If plaintiff was in fact no longer a member of the church at the time of defendants’ disciplinary measures, defendants’ postwithdrawal actions nonetheless remain conditionally privileged. See 3 Restatement Torts, 2d, §§ 593-594, pp 261-265.

Unfortunately, the majority diminishes the protections (shield) of the First Amendment by first drawing an artificial line (membership versus nonmembership), and then by concluding that the courts have the authority to review church policy and construe its doctrine as applied to the church’s expatriates. I am of the opinion that the elucidation of religious tenets is best left to theologians. Farther, while the majority cites two foreign-state cases in support of their current-member/former-member distinction regarding a church’s First Amendment right to impose ecclesiastical sanctions, I defer instead to binding precedent from this state’s Supreme Court.

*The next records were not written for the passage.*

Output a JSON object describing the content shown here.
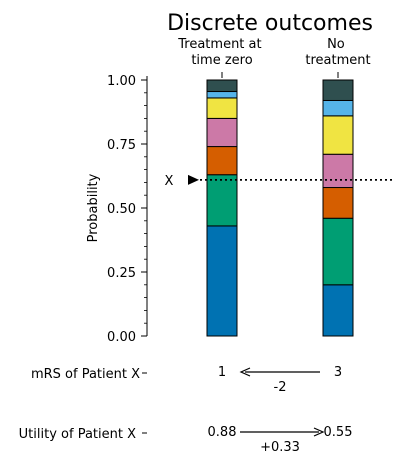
{
  "chart_data": {
    "type": "bar",
    "title": "Discrete outcomes",
    "ylabel": "Probability",
    "ylim": [
      0,
      1
    ],
    "yticks": [
      "0.00",
      "0.25",
      "0.50",
      "0.75",
      "1.00"
    ],
    "categories": [
      "Treatment at time zero",
      "No treatment"
    ],
    "category_label_lines": [
      [
        "Treatment at",
        "time zero"
      ],
      [
        "No",
        "treatment"
      ]
    ],
    "segment_colors": [
      "#0072B2",
      "#009E73",
      "#D55E00",
      "#CC79A7",
      "#F0E442",
      "#56B4E9",
      "#2F4F4F"
    ],
    "stacked_boundaries": [
      [
        0.43,
        0.63,
        0.74,
        0.85,
        0.93,
        0.955,
        1.0
      ],
      [
        0.2,
        0.46,
        0.58,
        0.71,
        0.86,
        0.92,
        1.0
      ]
    ],
    "x_marker": {
      "label": "X",
      "value": 0.61
    },
    "grid": false,
    "legend": "none"
  },
  "rows": [
    {
      "label": "mRS of Patient X",
      "left": "1",
      "right": "3",
      "delta": "-2"
    },
    {
      "label": "Utility of Patient X",
      "left": "0.88",
      "right": "0.55",
      "delta": "+0.33"
    }
  ]
}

See n 3, supra.

I would liken this to a state’s continuing personal jurisdiction over a former citizen concerning matters arising while that person resided within the state. Just as one cannot evade a state’s jurisdiction over such matters simply by the expedient of taking up residence in another state, a parishioner should not be able to constrain continuing church practices stemming from and immediately following the parishioner’s affiliation simply by severing ties with the church.

In his brief on appeal, plaintiff states that he engaged the country's foremost expert in the interpretation of church doctrine, who is prepared to testify that it violates church doctrine for officials to reveal a member’s personal disclosures to the congregation: This expert may be correct, but I believe that the Free Exercise Clause of the First Amendment prohibits state courts from rendering judgments on such matters. While I mean no disrespect to plaintiff’s expert, theologians have been debating religious doctrine throughout the thousands of years of human history. It would be unfortunate to see this debate come to an end in any particular as a result of a state court’s judicial decision. Further, I think it neither wise nor proper for a state court to determine which among conflicting theologians has the superior knowledge concerning a religious controversy.